After a case of swine flu was confirmed in the Midlands, Nariman Behravesh, chief economist at financial analyst IHS Global Insight, assesses the potential impact on commerce.

The sharp rise in the number of reported cases of swine flu – in a matter of days - has, once again, triggered fears of an epidemic that could have dire consequences for a global economy already suffering its worst downturn in six decades.

The bad news regarding this outbreak is that it could not have happened at a worse time, in terms of its impact on growth. The good news is that having learned from the SARS epidemic in 2003, and subsequent fears over the possible outbreak of an avian flu epidemic, the healthcare systems of many countries – especially in the developed world – are better prepared now than even a few years ago.

Many countries now have stockpiles of anti-viral drugs that could cover between 25 per cent and 50 per cent of the population. Unfortunately, many emerging markets have neither the drug stockpiles nor the healthcare systems to cope with such an epidemic. This means the economic impact of a potential swine flu epidemic will probably be much larger for emerging markets than developed ones.

Supply-side impacts

There are two ways in which a swine flu epidemic would have an impact on economic activity and growth. The first is the direct effects on the supply side of the economy. This includes the physical and psychological effects and includes:

n Deaths – measured by a reduction in the labour force.

n Worker absenteeism – measured by a reduction in overall hours worked.

n Overwhelmed healthcare systems – measured by a reduction in both work hours and productivity.

n Closed schools and public transit systems – measured by a reduction in hours worked and productivity.

n Restrictions on in-bound travel, tourism and trade.

For a mild epidemic, the supply-side impacts would be small – no more than a few tenths of a percentage point of GDP – and probably last less than a year. In a more serious epidemic, the supply-side impacts could be five to ten times larger and last at least two years.

Demand-side effects

The demand-side effects include the change in the behaviour of consumers and businesses in reaction to the pandemic.
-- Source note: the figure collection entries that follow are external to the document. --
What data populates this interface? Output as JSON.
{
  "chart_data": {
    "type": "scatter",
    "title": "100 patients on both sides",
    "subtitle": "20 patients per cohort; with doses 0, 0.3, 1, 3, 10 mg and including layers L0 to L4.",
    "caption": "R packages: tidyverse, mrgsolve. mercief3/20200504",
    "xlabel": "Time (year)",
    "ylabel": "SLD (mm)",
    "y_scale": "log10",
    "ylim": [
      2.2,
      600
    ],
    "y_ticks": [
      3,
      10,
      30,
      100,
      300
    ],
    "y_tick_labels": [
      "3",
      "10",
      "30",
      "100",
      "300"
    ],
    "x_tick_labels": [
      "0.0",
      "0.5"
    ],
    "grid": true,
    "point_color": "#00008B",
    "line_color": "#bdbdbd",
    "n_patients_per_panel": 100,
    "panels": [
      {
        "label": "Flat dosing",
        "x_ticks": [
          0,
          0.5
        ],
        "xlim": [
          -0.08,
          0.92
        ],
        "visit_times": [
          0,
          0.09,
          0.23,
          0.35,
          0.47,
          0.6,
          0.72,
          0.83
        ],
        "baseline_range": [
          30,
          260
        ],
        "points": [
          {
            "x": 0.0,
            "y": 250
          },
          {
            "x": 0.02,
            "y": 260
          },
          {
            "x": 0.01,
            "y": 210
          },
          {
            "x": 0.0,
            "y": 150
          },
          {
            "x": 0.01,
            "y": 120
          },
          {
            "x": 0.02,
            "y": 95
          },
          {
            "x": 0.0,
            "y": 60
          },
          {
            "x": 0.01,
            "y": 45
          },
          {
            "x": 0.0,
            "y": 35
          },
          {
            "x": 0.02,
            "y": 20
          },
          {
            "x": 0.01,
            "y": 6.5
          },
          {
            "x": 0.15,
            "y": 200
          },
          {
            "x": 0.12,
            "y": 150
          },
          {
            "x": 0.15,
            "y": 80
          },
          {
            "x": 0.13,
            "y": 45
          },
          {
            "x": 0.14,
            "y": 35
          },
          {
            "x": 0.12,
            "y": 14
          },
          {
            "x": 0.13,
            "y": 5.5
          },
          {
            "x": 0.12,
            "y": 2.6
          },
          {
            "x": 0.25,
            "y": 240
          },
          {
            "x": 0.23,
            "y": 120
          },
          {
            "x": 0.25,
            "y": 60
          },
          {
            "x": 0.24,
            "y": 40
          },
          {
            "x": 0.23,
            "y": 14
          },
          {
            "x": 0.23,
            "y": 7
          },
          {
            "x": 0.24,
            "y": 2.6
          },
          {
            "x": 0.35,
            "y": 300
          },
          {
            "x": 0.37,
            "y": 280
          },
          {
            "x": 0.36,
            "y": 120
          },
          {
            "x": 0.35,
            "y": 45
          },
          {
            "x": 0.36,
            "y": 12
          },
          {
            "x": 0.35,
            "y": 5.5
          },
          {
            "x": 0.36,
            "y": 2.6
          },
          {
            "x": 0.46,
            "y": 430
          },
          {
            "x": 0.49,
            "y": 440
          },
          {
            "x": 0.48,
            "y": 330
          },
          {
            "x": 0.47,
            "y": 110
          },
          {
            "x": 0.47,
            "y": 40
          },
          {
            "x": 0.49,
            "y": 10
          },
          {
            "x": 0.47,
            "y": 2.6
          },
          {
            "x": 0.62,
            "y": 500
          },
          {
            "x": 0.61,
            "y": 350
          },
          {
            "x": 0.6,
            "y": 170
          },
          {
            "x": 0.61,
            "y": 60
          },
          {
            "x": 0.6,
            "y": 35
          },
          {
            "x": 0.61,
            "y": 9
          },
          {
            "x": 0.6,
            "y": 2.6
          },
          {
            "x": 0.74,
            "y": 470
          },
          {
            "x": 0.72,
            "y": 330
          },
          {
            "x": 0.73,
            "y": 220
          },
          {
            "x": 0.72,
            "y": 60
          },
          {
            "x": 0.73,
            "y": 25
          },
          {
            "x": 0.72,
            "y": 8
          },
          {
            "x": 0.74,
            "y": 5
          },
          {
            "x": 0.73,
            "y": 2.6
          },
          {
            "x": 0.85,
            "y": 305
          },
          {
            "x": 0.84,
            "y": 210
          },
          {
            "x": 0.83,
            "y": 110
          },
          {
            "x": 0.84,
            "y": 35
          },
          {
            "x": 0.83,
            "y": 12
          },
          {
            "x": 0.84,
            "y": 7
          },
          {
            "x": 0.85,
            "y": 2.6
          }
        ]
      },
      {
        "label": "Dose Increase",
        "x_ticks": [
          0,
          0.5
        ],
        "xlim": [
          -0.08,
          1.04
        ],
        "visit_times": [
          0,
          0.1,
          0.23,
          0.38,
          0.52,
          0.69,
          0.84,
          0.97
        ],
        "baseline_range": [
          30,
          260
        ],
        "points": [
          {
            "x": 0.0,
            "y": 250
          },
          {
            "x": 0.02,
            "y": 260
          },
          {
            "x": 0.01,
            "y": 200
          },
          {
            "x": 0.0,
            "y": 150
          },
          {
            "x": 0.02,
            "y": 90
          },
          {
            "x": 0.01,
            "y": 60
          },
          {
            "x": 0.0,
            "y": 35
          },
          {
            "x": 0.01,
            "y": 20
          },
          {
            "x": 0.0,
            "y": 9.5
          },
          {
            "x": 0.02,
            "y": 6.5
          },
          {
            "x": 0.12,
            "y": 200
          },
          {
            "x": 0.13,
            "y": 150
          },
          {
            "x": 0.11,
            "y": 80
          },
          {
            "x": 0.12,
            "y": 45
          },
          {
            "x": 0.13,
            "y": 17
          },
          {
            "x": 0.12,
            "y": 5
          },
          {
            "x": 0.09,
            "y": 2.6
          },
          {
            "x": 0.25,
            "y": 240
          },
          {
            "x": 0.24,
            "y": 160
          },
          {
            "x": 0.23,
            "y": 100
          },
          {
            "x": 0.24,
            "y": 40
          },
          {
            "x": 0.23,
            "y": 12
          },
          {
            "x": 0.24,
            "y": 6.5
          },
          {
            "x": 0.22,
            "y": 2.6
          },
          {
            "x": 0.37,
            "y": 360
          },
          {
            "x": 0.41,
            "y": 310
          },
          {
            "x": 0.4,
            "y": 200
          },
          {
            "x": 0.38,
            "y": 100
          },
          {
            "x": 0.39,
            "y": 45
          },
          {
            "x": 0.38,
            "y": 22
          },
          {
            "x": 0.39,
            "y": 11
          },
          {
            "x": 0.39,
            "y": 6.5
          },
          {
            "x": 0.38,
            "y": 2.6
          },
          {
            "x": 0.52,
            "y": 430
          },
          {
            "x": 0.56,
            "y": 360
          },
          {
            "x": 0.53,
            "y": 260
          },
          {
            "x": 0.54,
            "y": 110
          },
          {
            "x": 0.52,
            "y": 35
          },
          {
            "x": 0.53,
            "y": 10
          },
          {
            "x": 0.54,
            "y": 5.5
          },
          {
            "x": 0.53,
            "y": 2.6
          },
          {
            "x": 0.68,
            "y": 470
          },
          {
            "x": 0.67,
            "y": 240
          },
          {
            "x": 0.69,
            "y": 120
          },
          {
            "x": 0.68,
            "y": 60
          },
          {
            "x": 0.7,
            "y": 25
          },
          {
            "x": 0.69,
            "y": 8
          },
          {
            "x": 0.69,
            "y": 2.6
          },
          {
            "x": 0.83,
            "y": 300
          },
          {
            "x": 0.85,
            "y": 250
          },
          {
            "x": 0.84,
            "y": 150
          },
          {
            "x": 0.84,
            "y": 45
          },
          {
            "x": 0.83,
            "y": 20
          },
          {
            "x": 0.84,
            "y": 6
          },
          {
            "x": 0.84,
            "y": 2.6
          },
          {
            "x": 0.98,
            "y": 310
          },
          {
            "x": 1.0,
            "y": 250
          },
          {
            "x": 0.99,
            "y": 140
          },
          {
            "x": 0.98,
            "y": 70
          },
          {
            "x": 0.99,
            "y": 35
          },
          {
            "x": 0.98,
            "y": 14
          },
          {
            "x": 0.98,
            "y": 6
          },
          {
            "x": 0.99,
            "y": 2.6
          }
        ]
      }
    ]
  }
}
These effects are often two to five times greater than the supply-side impact. The economic consequences of Asia’s SARS outbreak in 2003 provide an instructive example. That outbreak caused only 800 deaths – in other words, its supply-side effects were rather insignificant, given the region’s huge populations.

Yet, psychological effects of the outbreak were considerable and led to a significant demand-side effect. Asia’s GDP growth was reduced by two percentage points in the third quarter of 2003 and by a 0.5 percentage point in all of 2003.

The demand-side effects encompass most spending categories, including:

n Travel and mass transit services.

n Hospitality services, such as hotels, restaurants and tourism.

n Retail and wholesale shopping.

n Other entertainment activities, including movies, theatres, concerts, sports, and gaming industries.

Export-oriented economies – including Mexico, where the recent epidemic started – would be especially vulnerable to demand-side shocks, because of the negative effects on both domestic and foreign demand. Moreover, the reaction, or over-reaction, of financial markets to an epidemic could exacerbate the demand-side impact by reducing household wealth and hurting the balance sheets of companies.

In this regard, the response of national and local governments in dealing quickly with the health issues and in reducing public panic could be crucial in limiting the negative effects of a pandemic on consumer and business confidence.

The bottom line

In a mild epidemic the growth impacts would be limited, but in a more severe epidemic the consequences could be quite dire.

In an epidemic – with roughly 75million infected in the United States and 100,000 fatalities – the supply and demand effects cut less than 0.5 per cent off the growth rate of real GDP and last less than a year. The impact in emerging markets would likely be two to three times as big. In a more serious epidemic or pandemic, with fatalities four to five times higher, the impact on real GDP growth in developed economies would be more like -two per cent to -three per cent.

In the case of the United States, this could mean a growth rate of -four per cent to -five per cent in 2009 and an even bigger rise in the unemployment rate.

For poorer countries, which are less able to cope with such an outbreak, the impact would be devastating and produce downturns of depression-like proportions.